The GOP freshmen who came to the House 20 years later had even broader ambitions. They wanted to rein in all of official Washington, including Congress. They claimed a mandate to cut spending, deficits, taxes, and all the rules regulating business.

"Like the Watergate class of 1975, they had tremendous satisfaction in the first few years. But that sense of mission and unity is almost impossible to recapture later on," says Larry Sabato, a University of Virginia analyst.

For some conservatives, the current tilt on Capitol Hill toward big government and bigger deficits is a betrayal of the revolution. "A number of them have become a part of the Washington establishment and no longer have the fervor for making these changes they did in 1994," says Paul Weyrich, president of the Free Congress Foundation, a conservative think tank.
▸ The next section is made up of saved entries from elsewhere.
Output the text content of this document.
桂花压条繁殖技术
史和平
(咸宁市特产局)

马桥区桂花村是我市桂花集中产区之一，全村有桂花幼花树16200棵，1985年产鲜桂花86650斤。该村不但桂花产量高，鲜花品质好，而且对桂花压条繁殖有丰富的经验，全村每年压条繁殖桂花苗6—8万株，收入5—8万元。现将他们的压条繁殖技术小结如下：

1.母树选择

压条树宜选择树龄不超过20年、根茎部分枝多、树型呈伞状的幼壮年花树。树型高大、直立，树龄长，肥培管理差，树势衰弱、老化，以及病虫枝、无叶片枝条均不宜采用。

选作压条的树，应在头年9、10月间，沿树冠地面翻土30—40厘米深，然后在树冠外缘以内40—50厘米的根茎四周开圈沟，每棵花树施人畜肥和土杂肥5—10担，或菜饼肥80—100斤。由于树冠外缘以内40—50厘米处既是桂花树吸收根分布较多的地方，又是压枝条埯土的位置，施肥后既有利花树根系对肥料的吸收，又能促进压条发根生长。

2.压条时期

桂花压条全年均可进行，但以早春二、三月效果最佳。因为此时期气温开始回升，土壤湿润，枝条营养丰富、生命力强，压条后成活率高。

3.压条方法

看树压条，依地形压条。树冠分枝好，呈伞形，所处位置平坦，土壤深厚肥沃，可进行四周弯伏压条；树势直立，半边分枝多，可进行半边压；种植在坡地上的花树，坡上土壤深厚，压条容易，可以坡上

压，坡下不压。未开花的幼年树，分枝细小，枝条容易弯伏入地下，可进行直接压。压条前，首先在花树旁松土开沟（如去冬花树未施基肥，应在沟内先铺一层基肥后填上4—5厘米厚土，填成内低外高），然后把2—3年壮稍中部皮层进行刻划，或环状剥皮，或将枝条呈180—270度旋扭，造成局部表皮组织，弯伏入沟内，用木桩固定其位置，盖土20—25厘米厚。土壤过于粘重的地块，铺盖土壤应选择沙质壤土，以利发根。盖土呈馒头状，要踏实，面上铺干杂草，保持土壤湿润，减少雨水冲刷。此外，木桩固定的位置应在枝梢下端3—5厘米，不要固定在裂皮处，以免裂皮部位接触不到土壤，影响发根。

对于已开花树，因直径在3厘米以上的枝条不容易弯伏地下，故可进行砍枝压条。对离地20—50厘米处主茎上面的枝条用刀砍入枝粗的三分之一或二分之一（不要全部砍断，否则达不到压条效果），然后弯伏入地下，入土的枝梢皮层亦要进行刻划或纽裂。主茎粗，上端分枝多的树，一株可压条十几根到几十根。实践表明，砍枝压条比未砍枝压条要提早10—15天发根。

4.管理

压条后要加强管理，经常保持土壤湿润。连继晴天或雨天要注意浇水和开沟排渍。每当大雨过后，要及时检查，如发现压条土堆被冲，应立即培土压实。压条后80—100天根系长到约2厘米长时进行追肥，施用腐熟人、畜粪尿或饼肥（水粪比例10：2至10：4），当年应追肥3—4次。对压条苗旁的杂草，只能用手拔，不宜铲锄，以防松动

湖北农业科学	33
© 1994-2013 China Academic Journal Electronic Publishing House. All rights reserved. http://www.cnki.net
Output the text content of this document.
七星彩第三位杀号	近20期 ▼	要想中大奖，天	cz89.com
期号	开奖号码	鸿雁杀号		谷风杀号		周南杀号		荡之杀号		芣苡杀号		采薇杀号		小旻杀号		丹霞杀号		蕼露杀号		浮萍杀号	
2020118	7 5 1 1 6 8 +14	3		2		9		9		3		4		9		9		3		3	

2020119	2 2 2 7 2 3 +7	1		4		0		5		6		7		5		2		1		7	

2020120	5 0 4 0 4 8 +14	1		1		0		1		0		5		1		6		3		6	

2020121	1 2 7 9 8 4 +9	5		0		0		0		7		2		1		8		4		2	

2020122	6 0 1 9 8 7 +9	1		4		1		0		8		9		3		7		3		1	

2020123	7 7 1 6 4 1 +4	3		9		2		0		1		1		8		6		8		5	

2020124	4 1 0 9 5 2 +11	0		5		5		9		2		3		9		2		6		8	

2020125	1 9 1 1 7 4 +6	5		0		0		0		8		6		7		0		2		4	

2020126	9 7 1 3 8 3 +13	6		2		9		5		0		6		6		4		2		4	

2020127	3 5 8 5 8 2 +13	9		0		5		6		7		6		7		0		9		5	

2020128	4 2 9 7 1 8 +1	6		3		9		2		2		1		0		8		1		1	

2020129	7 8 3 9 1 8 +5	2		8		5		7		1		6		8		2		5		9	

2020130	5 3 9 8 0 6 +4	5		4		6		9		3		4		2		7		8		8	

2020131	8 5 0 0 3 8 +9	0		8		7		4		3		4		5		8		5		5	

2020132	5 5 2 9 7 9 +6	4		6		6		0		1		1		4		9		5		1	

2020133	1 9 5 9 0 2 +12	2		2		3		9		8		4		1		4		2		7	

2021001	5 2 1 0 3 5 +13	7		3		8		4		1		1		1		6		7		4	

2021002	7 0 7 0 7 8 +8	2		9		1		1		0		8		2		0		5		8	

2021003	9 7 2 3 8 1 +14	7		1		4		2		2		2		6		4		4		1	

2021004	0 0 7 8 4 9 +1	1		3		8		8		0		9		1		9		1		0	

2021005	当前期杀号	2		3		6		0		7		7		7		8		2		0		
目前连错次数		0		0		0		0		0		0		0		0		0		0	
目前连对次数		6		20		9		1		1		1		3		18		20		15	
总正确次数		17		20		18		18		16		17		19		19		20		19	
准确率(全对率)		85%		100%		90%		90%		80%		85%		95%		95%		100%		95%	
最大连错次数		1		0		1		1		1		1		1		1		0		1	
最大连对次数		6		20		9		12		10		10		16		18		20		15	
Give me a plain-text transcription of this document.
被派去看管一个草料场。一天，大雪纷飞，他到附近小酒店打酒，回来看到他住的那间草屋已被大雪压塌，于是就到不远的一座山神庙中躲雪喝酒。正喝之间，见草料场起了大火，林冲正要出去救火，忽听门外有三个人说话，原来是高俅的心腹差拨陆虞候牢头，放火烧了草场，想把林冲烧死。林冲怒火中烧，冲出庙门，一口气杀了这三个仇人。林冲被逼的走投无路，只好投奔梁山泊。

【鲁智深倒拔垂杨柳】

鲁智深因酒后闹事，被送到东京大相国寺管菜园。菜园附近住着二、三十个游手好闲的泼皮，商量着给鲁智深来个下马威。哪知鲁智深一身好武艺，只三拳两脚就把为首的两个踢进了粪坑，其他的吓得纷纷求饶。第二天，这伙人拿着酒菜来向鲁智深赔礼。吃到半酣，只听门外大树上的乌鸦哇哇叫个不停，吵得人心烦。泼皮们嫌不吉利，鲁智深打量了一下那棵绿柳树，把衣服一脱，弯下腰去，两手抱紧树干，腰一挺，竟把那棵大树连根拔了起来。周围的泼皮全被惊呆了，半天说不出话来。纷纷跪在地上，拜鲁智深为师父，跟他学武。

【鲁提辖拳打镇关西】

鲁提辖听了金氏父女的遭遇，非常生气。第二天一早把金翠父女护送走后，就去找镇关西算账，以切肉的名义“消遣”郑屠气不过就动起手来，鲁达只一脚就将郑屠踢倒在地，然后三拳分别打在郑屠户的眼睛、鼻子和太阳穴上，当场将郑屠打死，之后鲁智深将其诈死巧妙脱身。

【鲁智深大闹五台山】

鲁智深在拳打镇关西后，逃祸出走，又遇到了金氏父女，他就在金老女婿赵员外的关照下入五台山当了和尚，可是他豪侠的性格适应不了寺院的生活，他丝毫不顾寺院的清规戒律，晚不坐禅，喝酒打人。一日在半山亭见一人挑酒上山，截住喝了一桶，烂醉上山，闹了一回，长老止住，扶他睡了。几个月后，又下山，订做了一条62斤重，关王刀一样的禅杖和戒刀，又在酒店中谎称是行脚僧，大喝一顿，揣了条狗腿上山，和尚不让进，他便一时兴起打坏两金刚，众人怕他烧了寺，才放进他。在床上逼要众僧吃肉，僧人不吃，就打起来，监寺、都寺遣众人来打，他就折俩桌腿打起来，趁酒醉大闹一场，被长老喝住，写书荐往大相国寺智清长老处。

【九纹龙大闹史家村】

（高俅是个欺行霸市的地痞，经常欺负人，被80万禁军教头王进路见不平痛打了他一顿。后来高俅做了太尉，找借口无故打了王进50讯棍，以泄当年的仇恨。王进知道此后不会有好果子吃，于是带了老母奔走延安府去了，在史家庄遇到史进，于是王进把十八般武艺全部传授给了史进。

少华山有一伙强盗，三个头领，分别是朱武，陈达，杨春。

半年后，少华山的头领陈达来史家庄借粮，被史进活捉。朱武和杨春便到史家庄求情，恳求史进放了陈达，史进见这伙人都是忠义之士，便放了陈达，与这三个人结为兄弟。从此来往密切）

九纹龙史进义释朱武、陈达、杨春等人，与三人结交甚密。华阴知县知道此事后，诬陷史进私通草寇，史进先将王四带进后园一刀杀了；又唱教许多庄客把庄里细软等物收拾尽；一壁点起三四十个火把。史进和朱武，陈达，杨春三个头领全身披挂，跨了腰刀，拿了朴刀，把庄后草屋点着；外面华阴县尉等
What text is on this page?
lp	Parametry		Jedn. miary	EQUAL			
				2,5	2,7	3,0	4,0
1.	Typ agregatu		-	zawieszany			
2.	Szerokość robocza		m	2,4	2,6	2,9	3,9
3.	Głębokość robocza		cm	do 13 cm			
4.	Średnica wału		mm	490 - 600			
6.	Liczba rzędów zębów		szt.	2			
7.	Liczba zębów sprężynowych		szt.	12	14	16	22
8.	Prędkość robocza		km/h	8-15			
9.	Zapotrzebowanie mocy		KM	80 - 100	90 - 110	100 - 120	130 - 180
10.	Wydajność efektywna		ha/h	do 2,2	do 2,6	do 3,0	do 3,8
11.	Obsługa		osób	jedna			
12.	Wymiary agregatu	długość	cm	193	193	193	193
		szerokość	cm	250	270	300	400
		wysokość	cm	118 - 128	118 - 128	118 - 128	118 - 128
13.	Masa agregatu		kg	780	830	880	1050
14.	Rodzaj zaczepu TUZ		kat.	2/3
For many on the right, term limits are a litmus test. The Class of 1994 was the first in which many planned their own obsolescence – pledging to leave after six or eight years. And on Day 1, House Republicans limited the tenure of committee chairmen. Now those limits – including similar ones adopted by GOP senators in 1995 – are up for reconsideration.

Rep. Zach Wamp (R) of Tennessee – one of the class of '94 – says experience has shown that term limits give too much power to congressional staff.

"In the end, the class of 1994 was always a very small minority," says Ed Crane, president of the libertarian CATO Institute. "Once the powers that be in Congress realized there was not much they could do, the old guard reasserted itself."